— LET INGA TELL YOU:
I’ve written before about living in a house in the Twilight Zone. I’m still trying to figure out if we’d have to disclose this if we ever sell. The house was built in 1947, so you’d think the city would have caught on by now that it’s here. But several city databases — Environmental Services (trash pickup) and Transportation Services (public transit) still maintain there is no such address. I could accept this, except that the San Diego County Tax Assessor’s Office knows exactly where we are.
It’s a quirky address. I get it. The next door neighbor to the south has a different street name. The houses directly to the east and north of me have yet another street name. For a while last year, the Post Office had the five houses on my street that have the same street name on three different postal routes. (The only reason our water hasn’t been turned off is that we can now pay most bills on line.) But I’ll save the Post Office issues for a 10-part series in the future.
One thing that has become clear to me over the 43 years I’ve lived in this house: Every city or county agency has its own database that does not communicate with any other city or county database. Why would some databases have our address and others not? My husband Olof thinks he has cracked the code. Agencies that want money from us know where we live. Agencies providing services to us don’t.
What’s even more annoying is that agencies who do not have your address in their database will not add it just on your say-so. The order has to come from Above. (Note: Sending them a copy of your property tax bill does not count as Above.)
For the Transportation Services database, I don’t even bother fighting with them. If I want to know a bus schedule, I just plug in a neighbor’s address. But Environmental Services (garbage pickup) is another ball of trash, er, wax, especially in the summer time when they have relief crews doing pickups. For one whole summer, they missed our trash every single week.
I really thought we had that sorted out until our trash pickup was missed again recently. Calling them is at least a half hour on hold. The recording advises you to make your missed trash pickup complaint on their website. So imagine my dismay when I typed in our address only to get the following:
Your address was not found in our database. You may return to the previous page using the back button on your browser to modify your address and then re-submit the form.
What is an even bigger mystery is that for most of the 43 years I’ve lived here, they’ve been picking up our trash at an address they say doesn’t exist. How does that happen? Are they just driving by and say, “Look, Joe, a trash can. We probably ought to empty it.” The summer sub crews, however, might be following an address map. So when they see our trash bin sitting out at the curb they say, “Nope, not on our list! Sorry!”
Miraculously they picked up our trash again the next week. But efforts to get a reply to numerous emails from the Environmental Services people have been for naught.
Of course, what really concerned me after the most recent trash non-pickup episode was whether the emergency people had our address in their database. I called the police department’s non-emergency line.
Inga: I want to make sure that my address is listed in the city’s emergency database.
Operator: Why wouldn’t it be?
Inga: Well, even though the house has been here for almost 70 years, the trash people don’t have it listed in theirs.
Operator (annoyed): We’re not associated with the trash people.
Inga: I just don’t want to have an emergency and find out that our address is not in your database.
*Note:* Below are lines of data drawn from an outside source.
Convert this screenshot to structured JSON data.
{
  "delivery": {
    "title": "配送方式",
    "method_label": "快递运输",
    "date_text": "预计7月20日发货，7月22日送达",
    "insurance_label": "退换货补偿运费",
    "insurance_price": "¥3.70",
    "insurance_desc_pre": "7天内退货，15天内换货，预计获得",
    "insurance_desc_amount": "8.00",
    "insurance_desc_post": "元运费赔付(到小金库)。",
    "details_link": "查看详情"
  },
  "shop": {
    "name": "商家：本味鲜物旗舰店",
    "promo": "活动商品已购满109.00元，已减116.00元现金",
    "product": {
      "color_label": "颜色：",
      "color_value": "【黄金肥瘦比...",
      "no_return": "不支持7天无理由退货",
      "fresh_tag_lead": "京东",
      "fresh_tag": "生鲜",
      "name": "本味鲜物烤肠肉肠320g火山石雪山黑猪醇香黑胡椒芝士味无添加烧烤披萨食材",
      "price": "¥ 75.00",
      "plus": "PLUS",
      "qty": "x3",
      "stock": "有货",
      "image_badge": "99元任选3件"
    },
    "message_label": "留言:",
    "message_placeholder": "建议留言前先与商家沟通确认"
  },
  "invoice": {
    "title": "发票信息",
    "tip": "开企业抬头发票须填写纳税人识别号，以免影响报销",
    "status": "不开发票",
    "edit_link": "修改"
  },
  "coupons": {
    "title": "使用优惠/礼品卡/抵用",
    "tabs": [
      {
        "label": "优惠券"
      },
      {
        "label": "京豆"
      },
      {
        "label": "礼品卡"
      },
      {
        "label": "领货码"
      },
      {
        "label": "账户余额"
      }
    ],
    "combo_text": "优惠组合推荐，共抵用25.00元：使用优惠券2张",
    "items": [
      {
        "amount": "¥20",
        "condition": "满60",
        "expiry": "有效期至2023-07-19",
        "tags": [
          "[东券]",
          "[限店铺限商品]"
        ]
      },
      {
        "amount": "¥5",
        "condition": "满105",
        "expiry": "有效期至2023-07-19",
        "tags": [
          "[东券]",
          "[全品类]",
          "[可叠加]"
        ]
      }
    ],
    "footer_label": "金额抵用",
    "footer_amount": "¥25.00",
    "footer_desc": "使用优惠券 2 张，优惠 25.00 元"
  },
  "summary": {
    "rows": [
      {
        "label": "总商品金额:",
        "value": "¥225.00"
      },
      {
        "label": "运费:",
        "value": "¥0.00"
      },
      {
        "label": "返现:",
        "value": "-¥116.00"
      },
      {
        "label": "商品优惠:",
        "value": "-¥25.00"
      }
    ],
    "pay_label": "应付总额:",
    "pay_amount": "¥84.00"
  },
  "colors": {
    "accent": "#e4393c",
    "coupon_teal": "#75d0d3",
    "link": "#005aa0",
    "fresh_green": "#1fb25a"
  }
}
Could you confirm that you have this address?
Operator: You’d have to call 911 to be sure.
Inga: I don’t really want to call 911 if I don’t have an actual emergency. Could you check to see if the police department has this address in its database?
Operator: Um, yup, we have it.
Inga: So that means that 911 will have it too, right?
Operator: Not necessarily.
I truly am not exaggerating about this Twilight Zone thing. We have a streetlight on our corner, for example, that both SDG&E and the city claim no knowledge of. Not on any of their maps, both parties say.
So, real estate agent readers, is the admission that your house only exists on some dimensional planes a required disclosable? That trash pickup doesn’t happen when Mercury is in retrograde? Inquiring minds want to know.